Siempre había tenido la sensación de que él lo sabía todo, especialmente hoy, cuando la llevó a esa subasta sin previo aviso. Pero su rostro no había mostrado ninguna señal de sospecha, lo que la hacía dudar. "¿Será posible que no sepa nada?", se preguntaba, intentando controlar su ansiedad.
...
Al regresar al país, me sumergí por completo en el trabajo del laboratorio. Los datos, las pruebas y los experimentos llenaban mi mente día y noche, manteniendo a raya esos sueños que tanto me atormentaban.
Pero esta noche fue diferente. No sé por qué, pero los recuerdos con Simón invadieron mis sueños como una marea imparable. Escenas de nuestro amor, momentos de felicidad que ahora parecían pertenecer a otra vida, a otra persona. Me desperté empapada en sudor frío, con el corazón martilleando contra mi pecho.
Me explicó que su tío se había sentido utilizado y Rafael comenzó a investigar. La furia lo consumía mientras me contaba que Simón había orquestado todo. Como me mantenía a distancia y siempre estaba alerta en su presencia, había usado a Rafael para llevarme a la subasta.
—El muy maldito sabía que no podrías resistirte si veías la pulsera ancestral de los Miranda —la voz de Rafael temblaba de indignación—. Sabía que irías si la veías entre los objetos de la subasta.
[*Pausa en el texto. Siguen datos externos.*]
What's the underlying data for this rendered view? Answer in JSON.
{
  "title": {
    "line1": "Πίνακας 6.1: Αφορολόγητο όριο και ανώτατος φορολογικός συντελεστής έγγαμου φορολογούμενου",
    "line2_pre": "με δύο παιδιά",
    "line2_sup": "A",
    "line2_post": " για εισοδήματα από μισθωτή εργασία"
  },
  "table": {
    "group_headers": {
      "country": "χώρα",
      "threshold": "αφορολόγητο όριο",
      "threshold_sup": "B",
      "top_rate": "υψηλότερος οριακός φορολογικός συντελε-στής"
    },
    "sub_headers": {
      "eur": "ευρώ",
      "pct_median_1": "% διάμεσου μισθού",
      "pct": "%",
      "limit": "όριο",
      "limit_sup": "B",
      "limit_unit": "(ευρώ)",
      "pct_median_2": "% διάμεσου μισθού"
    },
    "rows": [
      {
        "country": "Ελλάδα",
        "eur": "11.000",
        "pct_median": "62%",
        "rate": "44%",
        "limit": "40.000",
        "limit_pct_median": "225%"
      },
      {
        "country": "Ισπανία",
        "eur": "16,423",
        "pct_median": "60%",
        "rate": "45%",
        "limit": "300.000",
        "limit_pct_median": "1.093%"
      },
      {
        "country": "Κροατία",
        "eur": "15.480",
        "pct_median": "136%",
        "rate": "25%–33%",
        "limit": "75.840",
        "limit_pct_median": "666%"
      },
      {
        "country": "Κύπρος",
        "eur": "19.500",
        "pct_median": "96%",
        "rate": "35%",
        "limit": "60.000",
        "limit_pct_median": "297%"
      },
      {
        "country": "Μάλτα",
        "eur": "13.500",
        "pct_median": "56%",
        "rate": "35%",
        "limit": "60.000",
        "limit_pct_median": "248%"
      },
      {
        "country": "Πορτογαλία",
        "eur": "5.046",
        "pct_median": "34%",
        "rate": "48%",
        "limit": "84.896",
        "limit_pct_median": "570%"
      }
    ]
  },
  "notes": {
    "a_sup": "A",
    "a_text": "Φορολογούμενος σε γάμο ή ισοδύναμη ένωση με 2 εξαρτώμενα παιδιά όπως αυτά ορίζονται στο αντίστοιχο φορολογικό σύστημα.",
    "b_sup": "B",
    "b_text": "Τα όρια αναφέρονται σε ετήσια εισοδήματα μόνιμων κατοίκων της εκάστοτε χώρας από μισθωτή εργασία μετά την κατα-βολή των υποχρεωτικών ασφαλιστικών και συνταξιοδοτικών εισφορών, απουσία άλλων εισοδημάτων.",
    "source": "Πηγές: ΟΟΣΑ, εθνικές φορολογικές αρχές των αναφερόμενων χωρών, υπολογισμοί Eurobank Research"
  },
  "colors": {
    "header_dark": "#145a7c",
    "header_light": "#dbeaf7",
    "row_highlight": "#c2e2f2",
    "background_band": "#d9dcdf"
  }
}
Mi mente trabajaba a toda velocidad mientras procesaba la información. Simón había preparado todo: el hipnotizador, la sala de descanso, cada detalle planeado meticulosamente. En el momento en que entré en esa habitación, comenzaron a manipular mi mente.
Los sueños de estas noches cobraron un nuevo significado. Esos momentos "felices" con Simón... un escalofrío me recorrió la espalda al darme cuenta de su plan.
Mis ojos se oscurecieron con una determinación implacable. Después del divorcio, por primera vez, fui yo quien lo contactó.
Simón llegó a nuestra cita rebosante de esperanza. Traía un ramo de girasoles, mis flores favoritas de antes. Pero bastó una mirada mía, una sola mirada cargada de todo el desprecio que sentía, para que su sonrisa se desvaneciera. Las flores temblaron en sus manos, a punto de caer.
"Qué patético", pensé, observando cómo su rostro perdía color. "Tan astuto para algunas cosas, y tan ciego para otras".